The girl that's at the counter of the flower store is pretty in that pale-winter-sunshine-and-cornflower way. The girl reminds you of secrets stolen and spirits in other people's bodies.
The last stop is at a polished black marble stone that stings your hand with the heat when you touch it. As you kneel to set the flowers down, your eyes rake over the stone, searching for those names. You find them a little above the halfway point. Uchiha Obito. And two lines down, Namikaze Minato. Uzumaki Kushina.
There are more names, many more, that you recognize. Classmates, friends, acquaintances, teachers…so many are gone now.
"So it was you. I'm not crazy."
His voice has changed since you last saw him. It's deeper now, a little amused, with a bittersweet undertone. You swallow, not wanting to smile. "Not for that reason anyway."
He huffs out a chuckle. "You're late."
You look over at him, not entirely sure whether he's being serious or not. His eyes don't give anything away. So you smile slightly as you tug the scarf down. "The road's an interesting place. I got lost."
He stares at you for a moment. Just stares. It isn't the kind of look a man gives a woman. This is something different, something calculating, but not cold. Finally, after the moment has stretched between the both of you, he asks, "How are you?"
You stuff your hands in your pockets and look up. The sky in Konoha always seems very blue, the bluest you've ever seen. "All things considered, pretty good." You turn and eye him. He's still unkempt, still lean, but he's always been like that. "Clearly, you haven't been found dead in bed yet."
"Gai is partially to blame for that."'
You hum in interest. "Somehow, that doesn't surprise me…how's sensei's kid?"
He focuses on the memorial. "The kid grows in leaps and bounds. Sometimes, I think I won't be able to keep up."

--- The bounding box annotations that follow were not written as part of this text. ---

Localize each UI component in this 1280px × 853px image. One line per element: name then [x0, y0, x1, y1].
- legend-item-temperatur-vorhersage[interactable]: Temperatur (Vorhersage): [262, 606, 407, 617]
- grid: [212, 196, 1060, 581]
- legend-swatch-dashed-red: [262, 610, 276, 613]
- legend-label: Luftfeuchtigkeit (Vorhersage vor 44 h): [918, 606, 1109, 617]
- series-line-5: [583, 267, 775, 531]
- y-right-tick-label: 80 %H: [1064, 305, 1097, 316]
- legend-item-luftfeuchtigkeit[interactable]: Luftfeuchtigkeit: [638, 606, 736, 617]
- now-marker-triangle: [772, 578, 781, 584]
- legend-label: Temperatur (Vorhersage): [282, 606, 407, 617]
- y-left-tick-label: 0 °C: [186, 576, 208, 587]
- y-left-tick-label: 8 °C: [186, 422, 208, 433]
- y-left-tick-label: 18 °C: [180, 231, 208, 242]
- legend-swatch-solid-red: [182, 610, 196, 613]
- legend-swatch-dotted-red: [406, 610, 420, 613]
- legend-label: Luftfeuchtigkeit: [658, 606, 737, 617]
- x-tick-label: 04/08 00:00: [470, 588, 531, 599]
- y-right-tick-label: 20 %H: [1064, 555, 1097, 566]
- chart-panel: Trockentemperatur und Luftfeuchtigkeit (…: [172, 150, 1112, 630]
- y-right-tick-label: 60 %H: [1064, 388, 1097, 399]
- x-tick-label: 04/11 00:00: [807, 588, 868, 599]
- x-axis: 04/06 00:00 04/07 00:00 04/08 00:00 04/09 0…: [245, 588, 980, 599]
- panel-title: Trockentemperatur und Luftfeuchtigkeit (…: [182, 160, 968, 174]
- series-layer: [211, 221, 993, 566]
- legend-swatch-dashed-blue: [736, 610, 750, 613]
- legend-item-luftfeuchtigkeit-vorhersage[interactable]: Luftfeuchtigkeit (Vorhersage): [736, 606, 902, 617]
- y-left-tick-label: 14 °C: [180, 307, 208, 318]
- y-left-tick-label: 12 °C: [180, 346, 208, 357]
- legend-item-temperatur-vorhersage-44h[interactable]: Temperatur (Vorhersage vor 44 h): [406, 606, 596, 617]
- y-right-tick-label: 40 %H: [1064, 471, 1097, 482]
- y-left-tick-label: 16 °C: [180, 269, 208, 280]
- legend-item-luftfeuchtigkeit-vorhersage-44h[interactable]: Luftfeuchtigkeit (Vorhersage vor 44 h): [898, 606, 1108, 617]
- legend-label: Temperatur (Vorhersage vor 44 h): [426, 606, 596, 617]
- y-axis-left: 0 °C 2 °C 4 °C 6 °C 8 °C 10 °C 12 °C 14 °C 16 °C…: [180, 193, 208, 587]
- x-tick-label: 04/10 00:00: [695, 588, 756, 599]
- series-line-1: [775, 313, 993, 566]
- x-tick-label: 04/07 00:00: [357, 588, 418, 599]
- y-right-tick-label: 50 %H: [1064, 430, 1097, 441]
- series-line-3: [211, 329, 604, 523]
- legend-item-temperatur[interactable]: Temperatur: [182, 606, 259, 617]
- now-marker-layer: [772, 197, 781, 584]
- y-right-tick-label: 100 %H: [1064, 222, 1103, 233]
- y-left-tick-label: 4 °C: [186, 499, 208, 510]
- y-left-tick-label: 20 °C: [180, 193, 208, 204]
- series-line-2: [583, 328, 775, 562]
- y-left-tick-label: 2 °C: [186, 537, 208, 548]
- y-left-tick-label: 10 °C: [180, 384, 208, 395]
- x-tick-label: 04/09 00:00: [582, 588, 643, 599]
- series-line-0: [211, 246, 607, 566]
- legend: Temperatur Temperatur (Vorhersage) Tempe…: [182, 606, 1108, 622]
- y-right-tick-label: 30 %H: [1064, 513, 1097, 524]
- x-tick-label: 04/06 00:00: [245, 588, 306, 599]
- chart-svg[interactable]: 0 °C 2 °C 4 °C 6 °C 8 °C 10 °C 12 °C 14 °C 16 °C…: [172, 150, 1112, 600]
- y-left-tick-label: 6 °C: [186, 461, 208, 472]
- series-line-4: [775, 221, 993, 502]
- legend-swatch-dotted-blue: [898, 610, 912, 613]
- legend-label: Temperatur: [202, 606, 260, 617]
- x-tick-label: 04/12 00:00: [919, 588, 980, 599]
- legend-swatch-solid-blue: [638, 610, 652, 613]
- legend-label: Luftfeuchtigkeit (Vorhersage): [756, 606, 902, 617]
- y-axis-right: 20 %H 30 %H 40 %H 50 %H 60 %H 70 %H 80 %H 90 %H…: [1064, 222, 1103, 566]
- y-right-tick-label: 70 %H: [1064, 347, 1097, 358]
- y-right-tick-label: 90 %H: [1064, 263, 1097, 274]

You chuckle. "You're getting old."
"You're the same age."
You flash him a grin, suddenly feeling all of twelve years old again. "Yeah, but I'm not the one with gray hair, am I?" The look he gives you has laughter bursting out of you. Once you can breathe properly again, though the smile hasn't faded, you say, "I've missed this."
"Then stay." He says. As if it could be so simple.
Your smile disappears. "I want to, but I won't." Had it been anyone else, you might have lied, might have said that you couldn't stay rather than you wouldn't. "I've got responsibilities that I have to get back to."
"Responsibilities, not people?"
"Not really, no."
"I still don't hear a reason as to why you can't stay then." But he knows. Just like you know. It hurts to be here, hurts to see all that's changed, hurts to remember, hurts to forget. He stayed. You didn't. End of story.
"You don't have to." You tell him before walking away. Before you go, though, you say over your shoulder, "Hey." He glances at you. "You look good."
He snorts. "Yeah…you too."
And you disappear, as much of a ghost now as when you came back.